When sending out the meeting invite, be sure to include the objective so that every attendee knows why they were included and what will be expected of them.
2.Sticking to the schedule. There is no quicker way to frustrate and alienate others, especially at work with deadlines and responsibilities, than wasting their time. Your meeting should be outlined ahead of time and, even better, rehearsed, so that you know exactly how much time you will be requiring of your attendees.Make it your goal to not get derailed from the main objective. If rabbit trails pop up, or questions from your audience that require further investigation, hold another meeting with the required attendees only.
3. Inviting only the essentials. More than likely, you can think of a time you found yourself sitting in a meeting as it was wrapping up and realized “I wasn’t even needed here!” Unfortunately, in that instance, the person running your meeting did a poor job of curating their invitation list. When planning your meeting, make a list of only the essential attendees. If this includes other department heads and managers with employees beneath them, be sure to share the meeting’s objective ahead of time so they can consider who on their team should be in attendance.
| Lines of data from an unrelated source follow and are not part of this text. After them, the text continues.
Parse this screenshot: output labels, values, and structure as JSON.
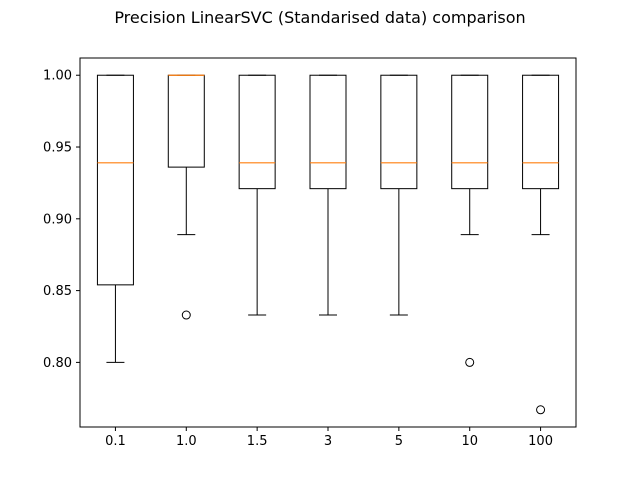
{
  "chart_data": {
    "type": "box",
    "title": "Precision LinearSVC (Standarised data) comparison",
    "xlabel": "",
    "ylabel": "",
    "ylim": [
      0.755,
      1.012
    ],
    "yticks": [
      0.8,
      0.85,
      0.9,
      0.95,
      1.0
    ],
    "ytick_labels": [
      "0.80",
      "0.85",
      "0.90",
      "0.95",
      "1.00"
    ],
    "categories": [
      "0.1",
      "1.0",
      "1.5",
      "3",
      "5",
      "10",
      "100"
    ],
    "boxes": [
      {
        "label": "0.1",
        "whisker_low": 0.8,
        "q1": 0.854,
        "median": 0.939,
        "q3": 1.0,
        "whisker_high": 1.0,
        "outliers": []
      },
      {
        "label": "1.0",
        "whisker_low": 0.889,
        "q1": 0.936,
        "median": 1.0,
        "q3": 1.0,
        "whisker_high": 1.0,
        "outliers": [
          0.833
        ]
      },
      {
        "label": "1.5",
        "whisker_low": 0.833,
        "q1": 0.921,
        "median": 0.939,
        "q3": 1.0,
        "whisker_high": 1.0,
        "outliers": []
      },
      {
        "label": "3",
        "whisker_low": 0.833,
        "q1": 0.921,
        "median": 0.939,
        "q3": 1.0,
        "whisker_high": 1.0,
        "outliers": []
      },
      {
        "label": "5",
        "whisker_low": 0.833,
        "q1": 0.921,
        "median": 0.939,
        "q3": 1.0,
        "whisker_high": 1.0,
        "outliers": []
      },
      {
        "label": "10",
        "whisker_low": 0.889,
        "q1": 0.921,
        "median": 0.939,
        "q3": 1.0,
        "whisker_high": 1.0,
        "outliers": [
          0.8
        ]
      },
      {
        "label": "100",
        "whisker_low": 0.889,
        "q1": 0.921,
        "median": 0.939,
        "q3": 1.0,
        "whisker_high": 1.0,
        "outliers": [
          0.767
        ]
      }
    ],
    "grid": false,
    "colors": {
      "box": "#000000",
      "median": "#ff7f0e",
      "outlier": "#000000",
      "axes": "#000000"
    }
  }
}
4. Bringing required tools and materials. There’s nothing worse than going to an event that’s incredibly intricate with no materials to follow. It’s difficult to stay focused and understand fully what’s going on. As the host of a meeting, it’s your job to make sure your attendees have every tool they need to make this event successful. Whether that includes a full whiteboard presentation, an outline of topics to discuss, or helpful materials, be prepared by bringing these types of resources with you.
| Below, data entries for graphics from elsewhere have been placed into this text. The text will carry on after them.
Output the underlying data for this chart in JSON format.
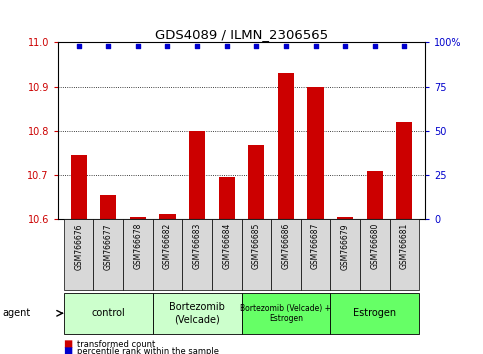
{
  "title": "GDS4089 / ILMN_2306565",
  "samples": [
    "GSM766676",
    "GSM766677",
    "GSM766678",
    "GSM766682",
    "GSM766683",
    "GSM766684",
    "GSM766685",
    "GSM766686",
    "GSM766687",
    "GSM766679",
    "GSM766680",
    "GSM766681"
  ],
  "bar_values": [
    10.745,
    10.655,
    10.605,
    10.612,
    10.8,
    10.695,
    10.768,
    10.93,
    10.9,
    10.605,
    10.71,
    10.82
  ],
  "percentile_values": [
    98,
    98,
    98,
    98,
    98,
    98,
    98,
    98,
    98,
    98,
    98,
    98
  ],
  "bar_color": "#cc0000",
  "percentile_color": "#0000cc",
  "ylim_left": [
    10.6,
    11.0
  ],
  "ylim_right": [
    0,
    100
  ],
  "yticks_left": [
    10.6,
    10.7,
    10.8,
    10.9,
    11.0
  ],
  "yticks_right": [
    0,
    25,
    50,
    75,
    100
  ],
  "ytick_labels_right": [
    "0",
    "25",
    "50",
    "75",
    "100%"
  ],
  "groups": [
    {
      "label": "control",
      "start": 0,
      "end": 3,
      "color": "#ccffcc"
    },
    {
      "label": "Bortezomib\n(Velcade)",
      "start": 3,
      "end": 6,
      "color": "#ccffcc"
    },
    {
      "label": "Bortezomib (Velcade) +\nEstrogen",
      "start": 6,
      "end": 9,
      "color": "#66ff66"
    },
    {
      "label": "Estrogen",
      "start": 9,
      "end": 12,
      "color": "#66ff66"
    }
  ],
  "agent_label": "agent",
  "legend_items": [
    {
      "color": "#cc0000",
      "label": "transformed count"
    },
    {
      "color": "#0000cc",
      "label": "percentile rank within the sample"
    }
  ],
  "bar_width": 0.55,
  "background_color": "#ffffff",
  "plot_bg_color": "#ffffff",
  "sample_box_color": "#d8d8d8",
  "tick_color_left": "#cc0000",
  "tick_color_right": "#0000cc",
  "grid_yticks": [
    10.7,
    10.8,
    10.9
  ]
}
5. Taking notes. Questions are bound to be asked that will require more research, information, and communication from you. Just like your attendees, you should be either jotting down notes or recording the meeting in order to follow up further. This will help you tie up loose ends and ensure that no one is waiting on you for more details.
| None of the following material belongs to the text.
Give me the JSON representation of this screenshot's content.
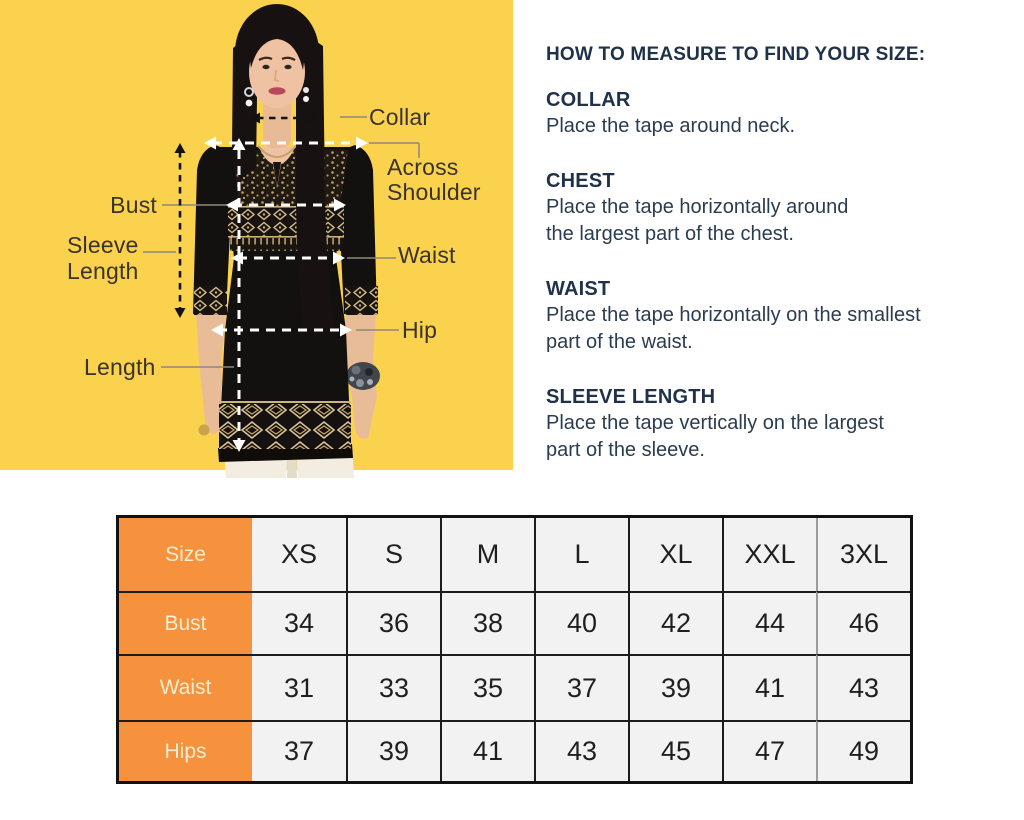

6. Sharing credit. While you may be the one who actually gets to hold the meeting, chances are if there are congratulations to be communicated or achievements to be expressed, you weren’t the sole person responsible for those things happening. If this is the case, be sure to give credit where it’s due. This makes your audience feel engaged and appreciated for their efforts.
7. Scheduling breaks. If your meeting is going to be long and jam-packed with information, it would be wise to schedule a few breaks here and there. Schedule short stopping points for people to get up, grab some water, stretch their legs, or use the restroom. Start your meeting back up right at the time you told everyone they should return.
8. Being specific and setting expectations. When you have action items that need to be completed by attendees, you need to communicate those expectations and determine together an appropriate deadline. Also, reconfirm any action items you have received during the course of your meeting and convey when the attendees should be expecting your follow through.
9. Closing. Every meeting should have a recap before closing. This will verify what’s been communicated, what is expected, and the next steps. Give your audience an opportunity to ask any questions and to clarify what is needed further from them.
10. Following up. If you need to, schedule a follow-up meeting where every action item is delivered and reviewed. Otherwise, you can follow up via email with certain individuals responsible for particular parts moving forward in order to save others’ time. Even if your meeting doesn’t contain deliverables, it’s still important to follow up afterward. Many people can take different things away from important meetings, so it’s a good idea to send out an email re-highlighting the agenda and what was discussed.
What are your most savvy tips for running a meeting? There’s sometimes a very fine line between and good meeting and a bad one, and with these tips, you’re sure to knock your next one out of the park!